How do you solve $9{x^2} = 25$ using the quadratic formula?

Answer 1

Hint:The given equation is a quadratic equation in one variable $x$. The general form of a quadratic equation is given by $a{x^2} + bx + c = 0$. Solving this equation gives two values of the variable $x$ as the result. The quadratic formula to solve for such an equation is given by, $x = \dfrac{{ - b \pm \sqrt {{b^2} - 4ac} }}{{2a}}$.

Complete solution step by step:
We have to solve the given equation $9{x^2} = 25$ using the quadratic formula $x = \dfrac{{ - b \pm \sqrt {{b^2} - 4ac} }}{{2a}}$.
To find the value of $x$, we have to put the values of $a$, $b$ and $c$ in the quadratic formula.
To get the values of $a$, $b$ and $c$ from the given equation, we rearrange the equation and compare it with the general form of the quadratic equation.
$
9{x^2} = 25 \\
\Rightarrow 9{x^2} - 25 = 0 \\
$
General form of quadratic equation is written in the form of $a{x^2} + bx + c = 0$, where $a$ is the coefficient of ${x^2}$, $b$ is the coefficient of $x$ and $c$ is the constant term.
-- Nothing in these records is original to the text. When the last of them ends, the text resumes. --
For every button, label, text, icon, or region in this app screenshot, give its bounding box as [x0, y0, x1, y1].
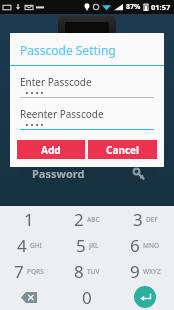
- staticText: DEF: [146, 215, 158, 224]
- staticText: 4: [17, 234, 27, 257]
- staticText: WXYZ: [143, 267, 161, 276]
- staticText: Enter Passcode: [20, 75, 92, 89]
- button[interactable]: 8: [58, 258, 116, 284]
- button[interactable]: Password: [20, 162, 156, 184]
- button[interactable]: 4: [0, 232, 58, 258]
- button[interactable]: 9: [116, 258, 174, 284]
- staticText: PQRS: [27, 267, 44, 276]
- button[interactable]: 2: [58, 206, 116, 232]
- staticText: 0: [82, 286, 92, 309]
- staticText: JKL: [89, 241, 99, 250]
- staticText: 9: [130, 260, 140, 283]
- button[interactable]: Add: [17, 140, 85, 159]
- staticText: 8: [74, 260, 84, 283]
- staticText: 01:57: [151, 2, 171, 12]
- staticText: Passcode Setting: [20, 42, 116, 58]
- button[interactable]: 0: [58, 284, 116, 310]
- staticText: Reenter Passcode: [20, 107, 104, 121]
- staticText: 87%: [126, 2, 141, 12]
- button[interactable]: Enter: [116, 284, 174, 310]
- staticText: Add: [41, 143, 61, 157]
- staticText: Cancel: [106, 143, 140, 157]
- staticText: MNO: [143, 241, 160, 250]
- staticText: 6: [130, 234, 140, 257]
- button[interactable]: 6: [116, 232, 174, 258]
- staticText: GHI: [30, 241, 42, 250]
- button[interactable]: 7: [0, 258, 58, 284]
- button[interactable]: 5: [58, 232, 116, 258]
- staticText: 7: [14, 260, 24, 283]
- staticText: 1: [24, 208, 34, 231]
- button[interactable]: Cancel: [88, 140, 157, 159]
- staticText: Password: [32, 166, 85, 181]
- button[interactable]: 3: [116, 206, 174, 232]
- staticText: 2: [74, 208, 84, 231]
- staticText: 5: [76, 234, 86, 257]
- button[interactable]: Backspace: [0, 284, 58, 310]
- staticText: 3: [133, 208, 143, 231]
- staticText: TUV: [87, 267, 100, 276]
- button[interactable]: 1: [0, 206, 58, 232]
- staticText: ABC: [87, 215, 100, 224]
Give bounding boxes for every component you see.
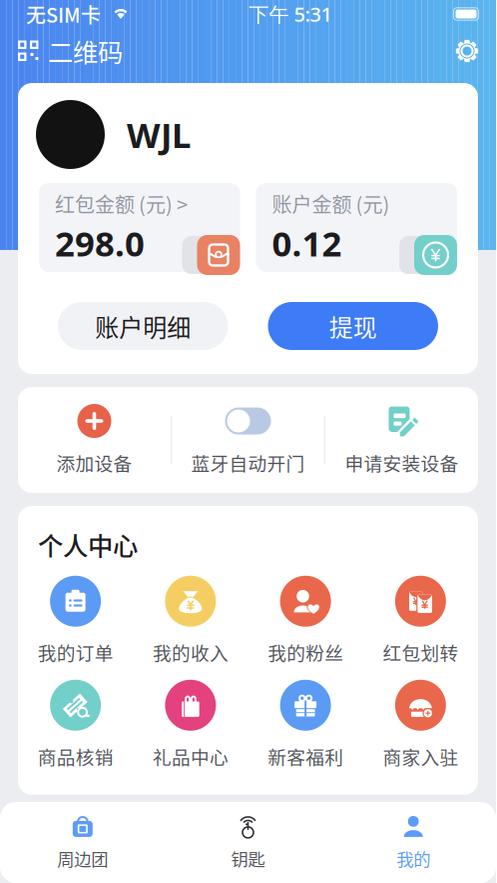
staticText: 我的粉丝: [268, 639, 344, 666]
staticText: 账户明细: [95, 309, 191, 343]
button[interactable]: 礼品中心: [133, 680, 248, 770]
button[interactable]: 申请安装设备: [326, 404, 479, 476]
staticText: 我的: [397, 846, 431, 871]
staticText: 红包划转: [383, 639, 459, 666]
button[interactable]: 我的收入: [133, 576, 248, 666]
button[interactable]: 红包划转: [364, 576, 479, 666]
button[interactable]: 蓝牙自动开门: [172, 404, 325, 476]
staticText: 礼品中心: [153, 743, 229, 770]
staticText: 商家入驻: [383, 743, 459, 770]
button[interactable]: 二维码: [0, 28, 137, 74]
staticText: 蓝牙自动开门: [192, 449, 306, 476]
staticText: 添加设备: [56, 449, 132, 476]
staticText: 二维码: [48, 33, 123, 69]
staticText: 红包金额 (元) >: [55, 189, 188, 218]
button[interactable]: 新客福利: [248, 680, 364, 770]
staticText: 个人中心: [38, 526, 138, 563]
staticText: [101, 0, 113, 29]
button[interactable]: 我的粉丝: [248, 576, 364, 666]
staticText: 0.12: [272, 220, 342, 266]
button[interactable]: 提现: [268, 302, 439, 350]
staticText: 周边团: [57, 846, 108, 871]
staticText: 提现: [330, 309, 378, 343]
staticText: 298.0: [55, 220, 145, 266]
staticText: 我的收入: [153, 639, 229, 666]
staticText: 新客福利: [268, 743, 344, 770]
staticText: WJL: [127, 112, 191, 158]
staticText: 我的订单: [38, 639, 114, 666]
button[interactable]: 我的: [331, 812, 497, 871]
staticText: 商品核销: [38, 743, 114, 770]
staticText: 钥匙: [232, 846, 266, 871]
staticText: 申请安装设备: [346, 449, 460, 476]
button[interactable]: Settings: [439, 28, 497, 74]
staticText: 下午 5:31: [250, 1, 332, 27]
staticText: 账户金额 (元): [272, 189, 390, 218]
button[interactable]: 添加设备: [18, 404, 171, 476]
button[interactable]: 钥匙: [166, 812, 331, 871]
button[interactable]: 商家入驻: [364, 680, 479, 770]
button[interactable]: 周边团: [0, 812, 166, 871]
button[interactable]: 账户明细: [58, 302, 228, 350]
button[interactable]: 商品核销: [18, 680, 133, 770]
staticText: 无SIM卡: [26, 0, 101, 28]
button[interactable]: 我的订单: [18, 576, 133, 666]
The RHS is $0$.
On comparing the above rearranged equation with the general form, we observe that
Coefficient $a$ of ${x^2}$ is $9$,
Co-efficient $b$ of $x$ is $0$,
and the constant term $c$ is $ - 25$.
Thus, $a = 9$, $b = 0$and $c = - 25$.
Now we put the values of $a$, $b$ and $c$ in the quadratic formula to solve for the value of $x$.
\[
x = \dfrac{{ - b \pm \sqrt {{b^2} - 4ac} }}{{2a}} \\
\Rightarrow x = \dfrac{{ - 0 \pm \sqrt {{0^2} - 4 \times 9 \times ( - 25)} }}{{2 \times 9}} \\
\Rightarrow x = \dfrac{{ \pm \sqrt { - 36 \times ( - 25)} }}{{18}} \\
\Rightarrow x = \dfrac{{ \pm \sqrt {900} }}{{18}} \\
\]
Since square root of $900$ is $30$, we write the above equation as:
\[ \Rightarrow x = \dfrac{{ \pm 30}}{{18}}\]
In simplified form,
$x = \dfrac{{30}}{{18}}or\dfrac{{ - 30}}{{18}}$
Dividing the numerator and denominator by common factor $6$,
$x = \dfrac{5}{3}or\dfrac{{ - 5}}{3}$.
Thus, the two values that we get on solving the given equation by quadratic formula are $\dfrac{5}{3}$ and $\dfrac{{ - 5}}{3}$.
Note: Another method to solve for $x$ in the quadratic equation is by factorization. Using quadratic formula is simpler than factorization as it involves direct calculation using values of $a$, $b$ and $c$. We get two values of $x$ while solving the quadratic equation. We can check the answer by putting the result in the given equation to satisfy LHS = RHS.